Aging alters multiple functions in your body. Hearing loss can be one of them. Age-related hearing loss, also known as presbycusis, is commonly seen in older adults. Studies show approximately 1-2 adults over the age of 65 have hearing loss and half of those over the age of 75 experience difficulty in hearing.
Hearing loss happens when there is a decrease in the perception of sound. It can be partial or total, sudden or gradual, temporary or permanent, affecting one or both the ears.
Causes of age-related hearing loss
Age-related hearing loss occurs gradually over time. The main cause can be various changes in the inner ear, including:
- Changes in the structures of the inner ear
- Changes in blood flow to the ear
- Impairment in the nerves responsible for hearing
- Changes in the way that the brain processes speech and sound
- Damage to the tiny hairs in the ear that are responsible for transmitting sound to the brain
Following conditions or disorders can also be responsible for Age-related hearing loss:
- Poor circulation
- Exposure to loud noises
- Certain medications
- The family history of hearing loss
Symptoms of age-related hearing loss
- Inability to hear high-pitched sounds (voices of females or children)
- Certain sounds seeming overly loud
- Difficulty hearing in areas that are noisy
- Difficulty hearing the difference between “s” and “th” sounds
- Ringing in the ears(tinnitus)
- Turning up the volume on the television or radio louder than normal
- Asking people to repeat themselves
- Being unable to understand conversations over the telephone
- Discharge or bleeding from the ear
- Deep earache, or pain in the ear canal
- Pressure or a “stuffy” feeling inside the ears
- Dizziness or problems with balance or equilibrium
The doctor needs to be notified of any of these symptoms. Sometimes hearing problems can be serious. Seek professional advice as soon as possible.
Visit an ear specialist to get the right diagnosis and treatment. An otolaryngologist will try to find out why you’re having trouble hearing and offer treatment options. An audiologist will identify and measure the type and degree of hearing loss. A hearing aid specialist evaluates basic hearing tests, offer counseling, and fit and test hearing aids.

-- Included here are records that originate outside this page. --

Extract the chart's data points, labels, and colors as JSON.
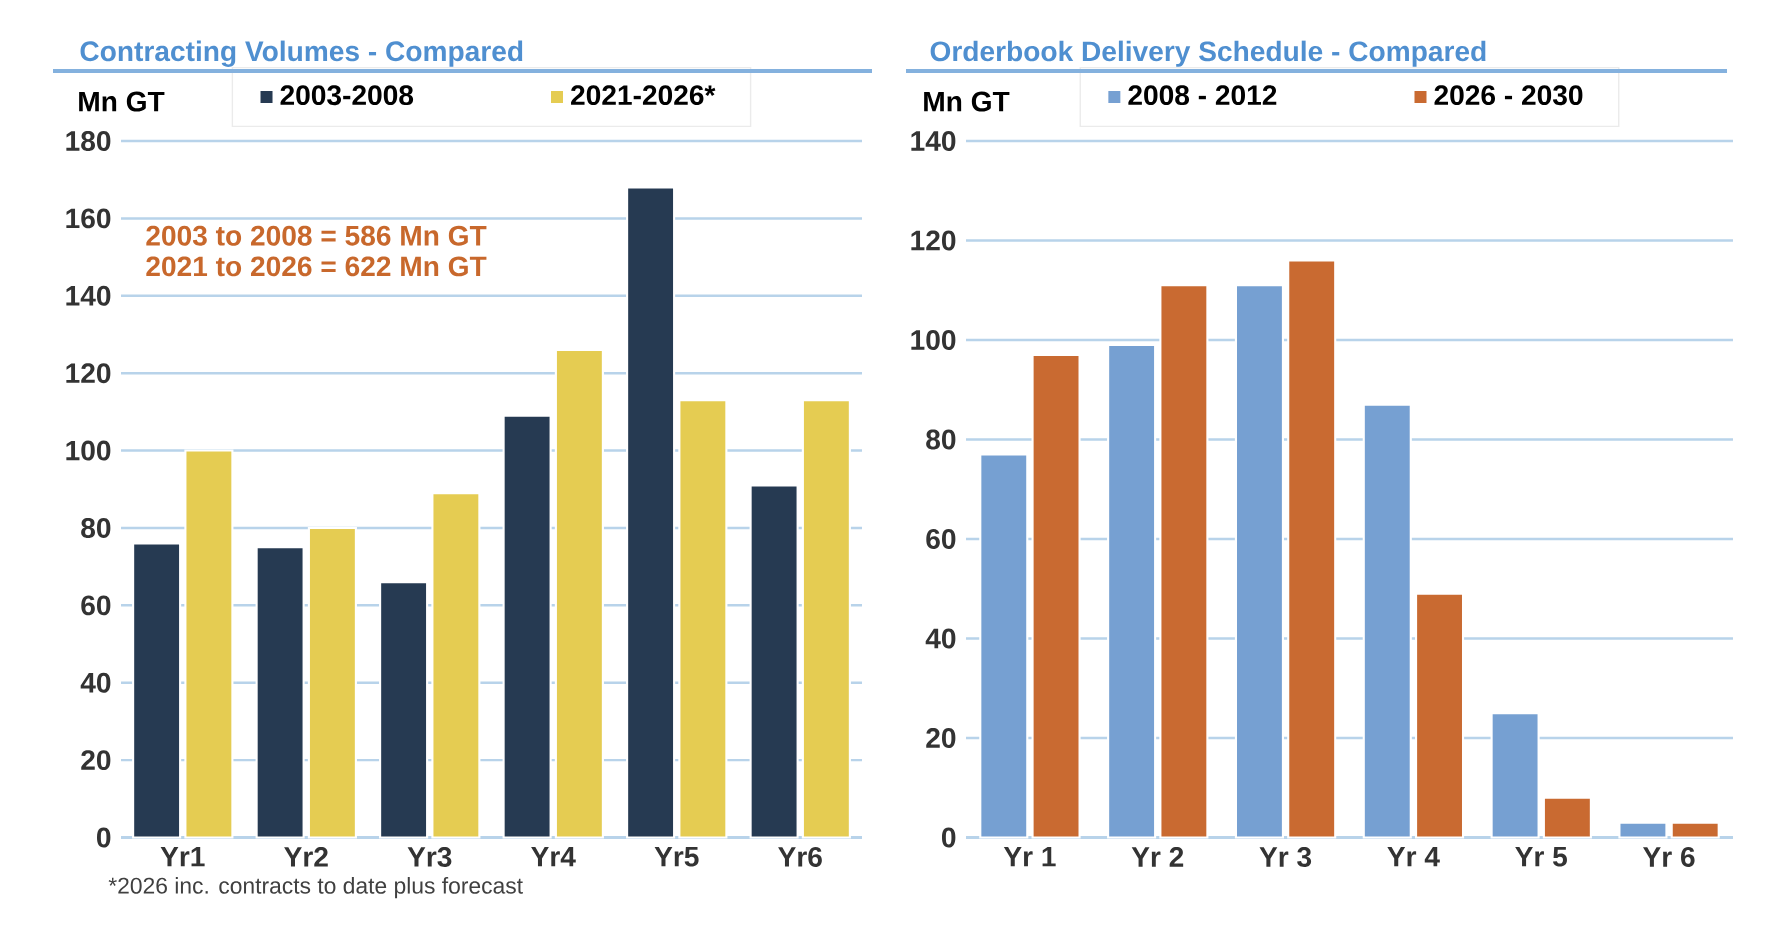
{
  "chart_data": [
    {
      "type": "bar",
      "title": "Contracting Volumes - Compared",
      "ylabel": "Mn GT",
      "categories": [
        "Yr1",
        "Yr2",
        "Yr3",
        "Yr4",
        "Yr5",
        "Yr6"
      ],
      "series": [
        {
          "name": "2003-2008",
          "color": "#263a52",
          "values": [
            76,
            75,
            66,
            109,
            168,
            91
          ]
        },
        {
          "name": "2021-2026*",
          "color": "#e5cc52",
          "values": [
            100,
            80,
            89,
            126,
            113,
            113
          ]
        }
      ],
      "ylim": [
        0,
        180
      ],
      "yticks": [
        0,
        20,
        40,
        60,
        80,
        100,
        120,
        140,
        160,
        180
      ],
      "grid": "y",
      "legend": "top",
      "annotations": [
        "2003 to 2008 = 586 Mn GT",
        "2021 to 2026 = 622 Mn GT",
        "*2026 inc. contracts to date plus forecast"
      ]
    },
    {
      "type": "bar",
      "title": "Orderbook Delivery Schedule - Compared",
      "ylabel": "Mn GT",
      "categories": [
        "Yr 1",
        "Yr 2",
        "Yr 3",
        "Yr 4",
        "Yr 5",
        "Yr 6"
      ],
      "series": [
        {
          "name": "2008 - 2012",
          "color": "#76a0d2",
          "values": [
            77,
            99,
            111,
            87,
            25,
            3
          ]
        },
        {
          "name": "2026 - 2030",
          "color": "#c96a31",
          "values": [
            97,
            111,
            116,
            49,
            8,
            3
          ]
        }
      ],
      "ylim": [
        0,
        140
      ],
      "yticks": [
        0,
        20,
        40,
        60,
        80,
        100,
        120,
        140
      ],
      "grid": "y",
      "legend": "top"
    }
  ]
}
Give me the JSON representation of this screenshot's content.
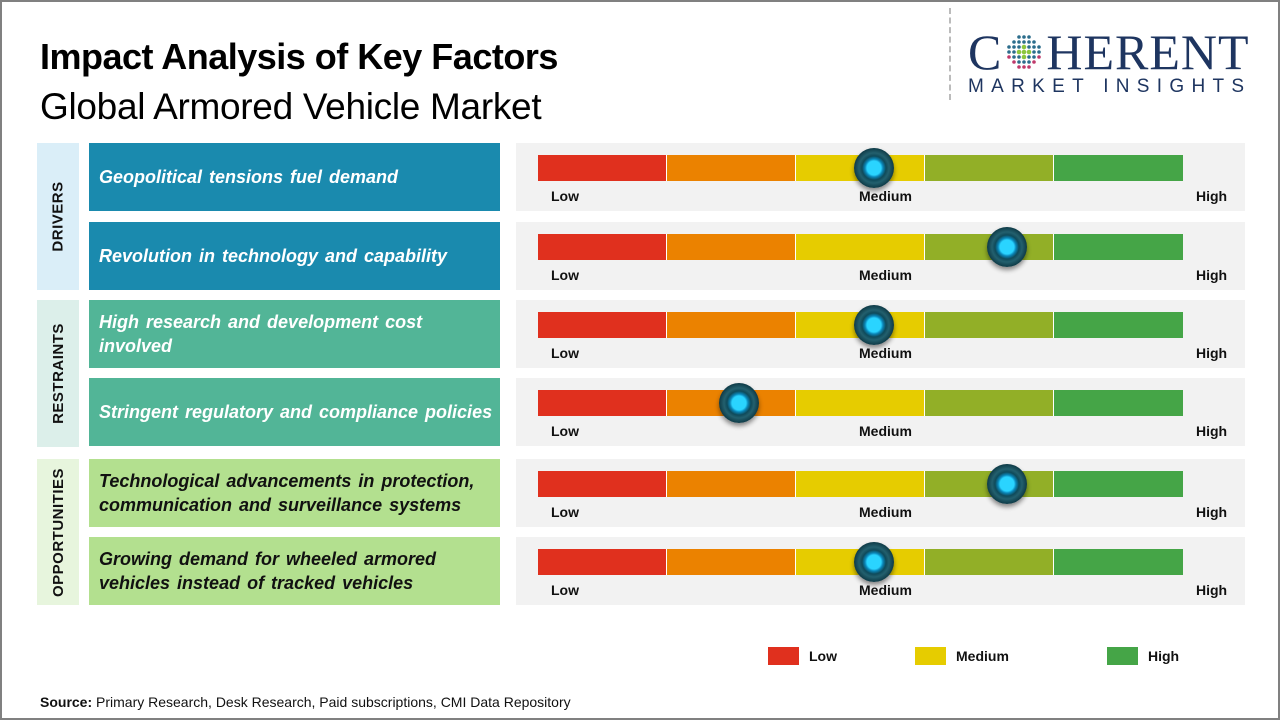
{
  "header": {
    "title": "Impact Analysis of Key Factors",
    "subtitle": "Global Armored Vehicle Market"
  },
  "logo": {
    "top_left": "C",
    "top_right": "HERENT",
    "bottom": "MARKET INSIGHTS",
    "icon": "globe-dots-icon",
    "color": "#1e3560"
  },
  "colors": {
    "drivers_label_bg": "#daeef8",
    "drivers_row_bg": "#1a8aae",
    "restraints_label_bg": "#dcefea",
    "restraints_row_bg": "#52b597",
    "opportunities_label_bg": "#e7f5dd",
    "opportunities_row_bg": "#b3e08f",
    "scale_segments": [
      "#e0301e",
      "#eb8200",
      "#e6cc00",
      "#92af27",
      "#45a547"
    ]
  },
  "scale_labels": {
    "low": "Low",
    "medium": "Medium",
    "high": "High"
  },
  "chart_data": {
    "type": "table",
    "title": "Impact Analysis of Key Factors - Global Armored Vehicle Market",
    "scale": {
      "min_label": "Low",
      "mid_label": "Medium",
      "max_label": "High",
      "range": [
        0,
        1
      ]
    },
    "categories": [
      {
        "name": "DRIVERS",
        "factors": [
          {
            "text": "Geopolitical  tensions fuel demand",
            "impact": 0.52,
            "impact_level": "Medium"
          },
          {
            "text": "Revolution  in technology  and capability",
            "impact": 0.725,
            "impact_level": "Medium-High"
          }
        ]
      },
      {
        "name": "RESTRAINTS",
        "factors": [
          {
            "text": "High research  and development  cost involved",
            "impact": 0.52,
            "impact_level": "Medium"
          },
          {
            "text": "Stringent  regulatory  and compliance policies",
            "impact": 0.31,
            "impact_level": "Low-Medium"
          }
        ]
      },
      {
        "name": "OPPORTUNITIES",
        "factors": [
          {
            "text": "Technological  advancements  in protection, communication  and surveillance  systems",
            "impact": 0.725,
            "impact_level": "Medium-High"
          },
          {
            "text": "Growing  demand  for wheeled armored vehicles instead of tracked  vehicles",
            "impact": 0.52,
            "impact_level": "Medium"
          }
        ]
      }
    ],
    "legend": [
      {
        "label": "Low",
        "color": "#e0301e"
      },
      {
        "label": "Medium",
        "color": "#e6cc00"
      },
      {
        "label": "High",
        "color": "#45a547"
      }
    ],
    "legend_position": "bottom-right"
  },
  "footer": {
    "source_label": "Source:",
    "source_text": " Primary Research, Desk Research, Paid subscriptions, CMI Data Repository"
  }
}
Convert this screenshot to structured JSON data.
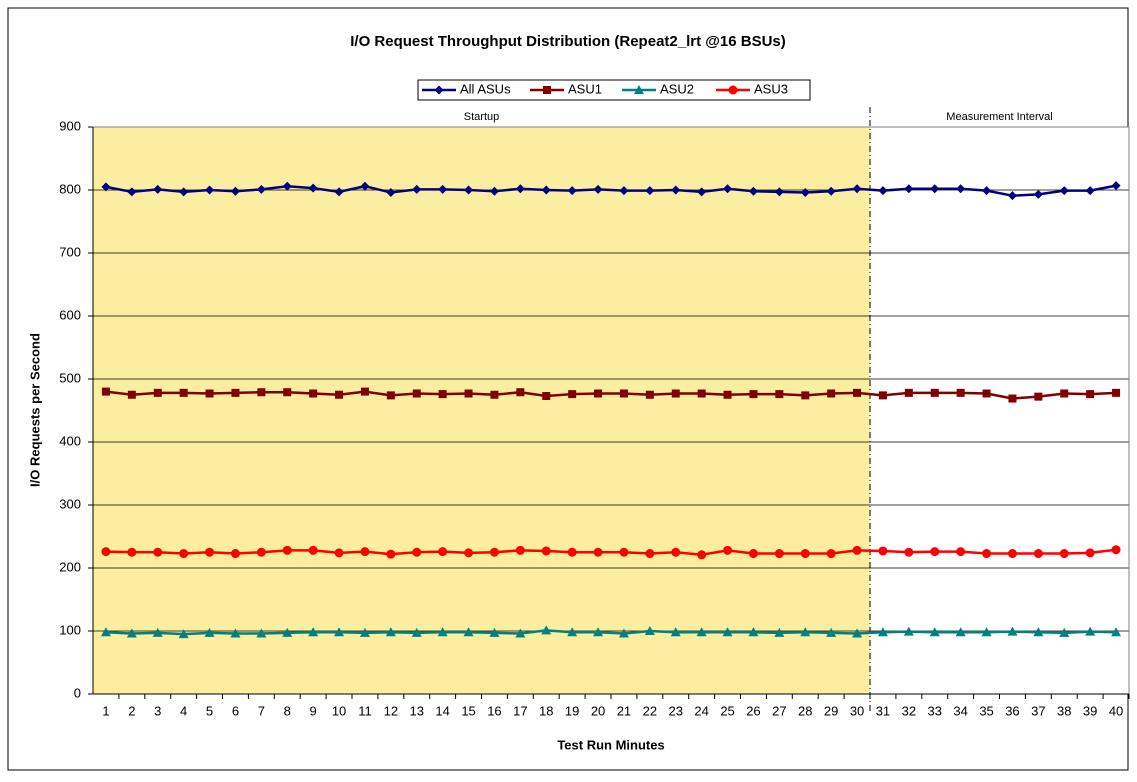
{
  "chart_data": {
    "type": "line",
    "title": "I/O Request Throughput Distribution (Repeat2_lrt @16 BSUs)",
    "x_label": "Test Run Minutes",
    "y_label": "I/O Requests per Second",
    "categories": [
      "1",
      "2",
      "3",
      "4",
      "5",
      "6",
      "7",
      "8",
      "9",
      "10",
      "11",
      "12",
      "13",
      "14",
      "15",
      "16",
      "17",
      "18",
      "19",
      "20",
      "21",
      "22",
      "23",
      "24",
      "25",
      "26",
      "27",
      "28",
      "29",
      "30",
      "31",
      "32",
      "33",
      "34",
      "35",
      "36",
      "37",
      "38",
      "39",
      "40"
    ],
    "regions": [
      {
        "label": "Startup",
        "from": "1",
        "to": "30",
        "color": "#fbeea0"
      },
      {
        "label": "Measurement Interval",
        "from": "31",
        "to": "40",
        "color": "#ffffff"
      }
    ],
    "series": [
      {
        "name": "All ASUs",
        "color": "#000080",
        "marker": "diamond",
        "values": [
          805,
          797,
          801,
          797,
          800,
          798,
          801,
          806,
          803,
          797,
          806,
          796,
          801,
          801,
          800,
          798,
          802,
          800,
          799,
          801,
          799,
          799,
          800,
          797,
          802,
          798,
          797,
          796,
          798,
          802,
          799,
          802,
          802,
          802,
          799,
          791,
          793,
          799,
          799,
          807
        ]
      },
      {
        "name": "ASU1",
        "color": "#800000",
        "marker": "square",
        "values": [
          480,
          475,
          478,
          478,
          477,
          478,
          479,
          479,
          477,
          475,
          480,
          474,
          477,
          476,
          477,
          475,
          479,
          473,
          476,
          477,
          477,
          475,
          477,
          477,
          475,
          476,
          476,
          474,
          477,
          478,
          474,
          478,
          478,
          478,
          477,
          469,
          472,
          477,
          476,
          478
        ]
      },
      {
        "name": "ASU2",
        "color": "#008080",
        "marker": "triangle",
        "values": [
          98,
          96,
          97,
          95,
          97,
          96,
          96,
          97,
          98,
          98,
          97,
          98,
          97,
          98,
          98,
          97,
          96,
          101,
          98,
          98,
          96,
          100,
          98,
          98,
          98,
          98,
          97,
          98,
          97,
          96,
          98,
          99,
          98,
          98,
          98,
          99,
          98,
          97,
          99,
          98
        ]
      },
      {
        "name": "ASU3",
        "color": "#ff0000",
        "marker": "circle",
        "values": [
          226,
          225,
          225,
          223,
          225,
          223,
          225,
          228,
          228,
          224,
          226,
          222,
          225,
          226,
          224,
          225,
          228,
          227,
          225,
          225,
          225,
          223,
          225,
          221,
          228,
          223,
          223,
          223,
          223,
          228,
          227,
          225,
          226,
          226,
          223,
          223,
          223,
          223,
          224,
          229
        ]
      }
    ],
    "ylim": [
      0,
      900
    ],
    "yticks": [
      0,
      100,
      200,
      300,
      400,
      500,
      600,
      700,
      800,
      900
    ],
    "grid": true
  }
}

Age-related hearing loss is a get s worse with time. As such, there is no cure for age-related hearing loss. However, using the following assistive devices can improve the hearing ability:
- Assistive devices, such as telephone amplifiers
- Lessons in sign language or lip reading (for severe hearing loss)
In people who are severely hard of hearing, the doctor may recommend a cochlear implant which is surgically implanted into the ear to make sounds somewhat louder.